Alexandre Kateb, économiste et essayiste spécialiste des pays émergents a participé ce samedi à Alger à la rencontre organisée par JISR-France-Djazaïr autour du thème « Révolution numérique : innover, entreprendre, valoriser et partager ». Nous l’avons rencontré à l’issue de sa conférence sur la place de l’innovation dans l’économe algérienne.
Vous avez axé votre contribution sur la place de l’innovation dans l’économe algérienne, pouvez-vous nous dresser un état des lieux sur cette question ?
L’Algérie est à la traîne dans les classements internationaux relatifs à l’innovation et à la compétitivité en matière technologique. Le pays est même en deçà de son potentiel en matière d’innovation. Cette situation est due à plusieurs raisons. Il y a d’abord la structure déséquilibrée de l’économie algérienne qui résulte de la dépendance vis-à-vis de la rente des hydrocarbures et de la désindustrialisation précoce qui s’est produite dans les années 1980 et 1990 sur fonds d’ajustement structurel.

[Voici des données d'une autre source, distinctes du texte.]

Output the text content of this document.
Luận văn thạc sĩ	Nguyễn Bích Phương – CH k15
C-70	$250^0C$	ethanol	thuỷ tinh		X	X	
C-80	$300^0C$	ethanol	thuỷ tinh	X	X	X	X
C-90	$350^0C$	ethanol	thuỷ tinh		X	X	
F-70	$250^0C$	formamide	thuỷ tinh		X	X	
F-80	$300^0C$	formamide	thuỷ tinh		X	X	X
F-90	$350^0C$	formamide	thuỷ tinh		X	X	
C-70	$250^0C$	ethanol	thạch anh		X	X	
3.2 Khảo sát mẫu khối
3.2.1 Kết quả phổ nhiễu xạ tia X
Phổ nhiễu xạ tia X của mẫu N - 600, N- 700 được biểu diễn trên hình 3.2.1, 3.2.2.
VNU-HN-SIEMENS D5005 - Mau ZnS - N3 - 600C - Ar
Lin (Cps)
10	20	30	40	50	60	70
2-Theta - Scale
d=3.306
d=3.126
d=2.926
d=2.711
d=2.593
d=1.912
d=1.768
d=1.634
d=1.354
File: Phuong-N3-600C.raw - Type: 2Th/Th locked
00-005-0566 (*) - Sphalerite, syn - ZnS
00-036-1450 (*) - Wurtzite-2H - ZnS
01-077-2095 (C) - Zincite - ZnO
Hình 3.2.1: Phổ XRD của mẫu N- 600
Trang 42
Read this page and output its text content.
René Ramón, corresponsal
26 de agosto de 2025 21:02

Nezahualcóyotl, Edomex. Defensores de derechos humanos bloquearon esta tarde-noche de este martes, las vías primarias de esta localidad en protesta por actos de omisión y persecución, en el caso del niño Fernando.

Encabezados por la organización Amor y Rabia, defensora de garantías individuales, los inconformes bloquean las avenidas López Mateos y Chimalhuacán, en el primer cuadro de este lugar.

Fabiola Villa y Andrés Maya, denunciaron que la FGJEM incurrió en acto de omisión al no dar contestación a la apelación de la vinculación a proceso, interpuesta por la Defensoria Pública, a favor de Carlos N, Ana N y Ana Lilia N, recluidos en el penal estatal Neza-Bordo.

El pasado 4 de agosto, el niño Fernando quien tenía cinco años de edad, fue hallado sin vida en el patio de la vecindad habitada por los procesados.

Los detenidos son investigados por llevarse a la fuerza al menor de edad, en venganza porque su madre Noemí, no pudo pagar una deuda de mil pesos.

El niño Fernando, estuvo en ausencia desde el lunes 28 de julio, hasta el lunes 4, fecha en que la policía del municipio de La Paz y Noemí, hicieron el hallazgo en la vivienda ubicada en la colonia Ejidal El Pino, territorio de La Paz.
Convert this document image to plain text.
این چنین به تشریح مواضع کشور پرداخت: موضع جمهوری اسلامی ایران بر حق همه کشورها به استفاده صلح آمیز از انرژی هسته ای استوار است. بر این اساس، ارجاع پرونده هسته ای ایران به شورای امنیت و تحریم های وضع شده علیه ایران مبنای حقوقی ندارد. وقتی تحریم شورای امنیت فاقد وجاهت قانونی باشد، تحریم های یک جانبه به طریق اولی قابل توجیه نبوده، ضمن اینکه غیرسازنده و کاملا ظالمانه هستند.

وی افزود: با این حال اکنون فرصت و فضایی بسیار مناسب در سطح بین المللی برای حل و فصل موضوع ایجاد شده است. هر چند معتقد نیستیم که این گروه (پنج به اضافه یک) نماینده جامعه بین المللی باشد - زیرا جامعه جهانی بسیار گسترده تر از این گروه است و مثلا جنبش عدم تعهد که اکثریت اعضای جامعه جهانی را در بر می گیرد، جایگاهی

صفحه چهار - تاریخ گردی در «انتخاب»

Ensuite, cela est dû à une gouvernance publique embryonnaire inefficace en matière de pilotage de la recherche et développement et innovation même s’il y a eu un effort au cours de la dernière décennie pour rationaliser le dispositif de soutien public à la recherche. Néanmoins, ce dernier reste dispersé et déconnecté de la sphère productive. Enfin, cela est dû à la faiblesse des incitations à la production et l’absorption d’innovation par les entreprises à la fois publiques et privées et par une faible valorisation économique de la recherche.

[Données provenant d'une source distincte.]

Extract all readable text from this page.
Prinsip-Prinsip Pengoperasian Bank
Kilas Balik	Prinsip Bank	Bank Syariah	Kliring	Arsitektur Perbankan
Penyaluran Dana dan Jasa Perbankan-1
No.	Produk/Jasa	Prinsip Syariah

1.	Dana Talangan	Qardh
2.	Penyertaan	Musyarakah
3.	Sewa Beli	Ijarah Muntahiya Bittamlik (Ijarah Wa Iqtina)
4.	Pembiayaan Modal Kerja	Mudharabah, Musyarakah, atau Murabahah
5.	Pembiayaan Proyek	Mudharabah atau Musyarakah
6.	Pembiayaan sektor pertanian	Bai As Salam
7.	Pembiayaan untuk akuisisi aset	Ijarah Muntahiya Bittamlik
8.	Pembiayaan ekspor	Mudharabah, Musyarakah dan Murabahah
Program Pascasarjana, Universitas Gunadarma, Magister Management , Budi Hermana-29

Quelles sont les pistes à étudier pour améliorer la situation, y compris en ce qui concerne le partenariat international ?
Je dirais que cela passe par une refondation de la gouvernance publique en matière de soutien à l’innovation en mettant l’accent sur la finalité économique de la recherche et en identifiant les priorités sur lesquelles il faut concentrer les moyens et les financements publics. D’autre part, en favorisant la constitution d’écosystèmes d’innovation public-privé associant notamment les grandes entreprises nationales en tant que donneurs d’ordre et les PME et starts-up innovantes dans le cadre de grappes d’innovation. Enfin, il faut résoudre la question du financement des entreprises innovantes à travers le développement des fonds d’amorçage soutenus par l’Etat à travers le FNI et d’autres dispositifs et encourager les partenariats internationaux en relaxant la règle 49/51 dans les secteurs à forte contenu technologique. Je pense qu’il fait en particulier encourager les membres de la diaspora algérienne à investir dans ces secteurs en leur offrant un cadre privilégié à l’image de ce qui a été fait en !inde avec la diaspora indienne.
Passer d’une économie de la rente à une économie de la connaissance nécessite un changement dans plusieurs domaines, quelle devrait être l’approche du pays dans ce sens pour créer un nouveau mode de production ?
C’est une question complexe. Cela nécessite de changer de modèle économique ainsi que cela avait été amorcé à travers les recommandations de la task force constituée par l’ex-Premier ministre Abdelmalek Sellal. Plus fondamentalement, je crois que cela passe par une véritable refondation qui doit réexaminer et remettre à plat un certain nombre de postulats sur lesquels repose l’économie algérienne depuis l’indépendance. Premièrement, le rapport à la justice sociale et à l’égalité à travers ne refondation du système des subventions et des transferts sociaux. Deuxièmement, le rapport à l’autorité publique à travers une remise à plat des relations entre l’Etat et les entreprises. Troisièmement, le rapport à la souveraineté nationale en intégrant des critères de performance en matière de gestion économique.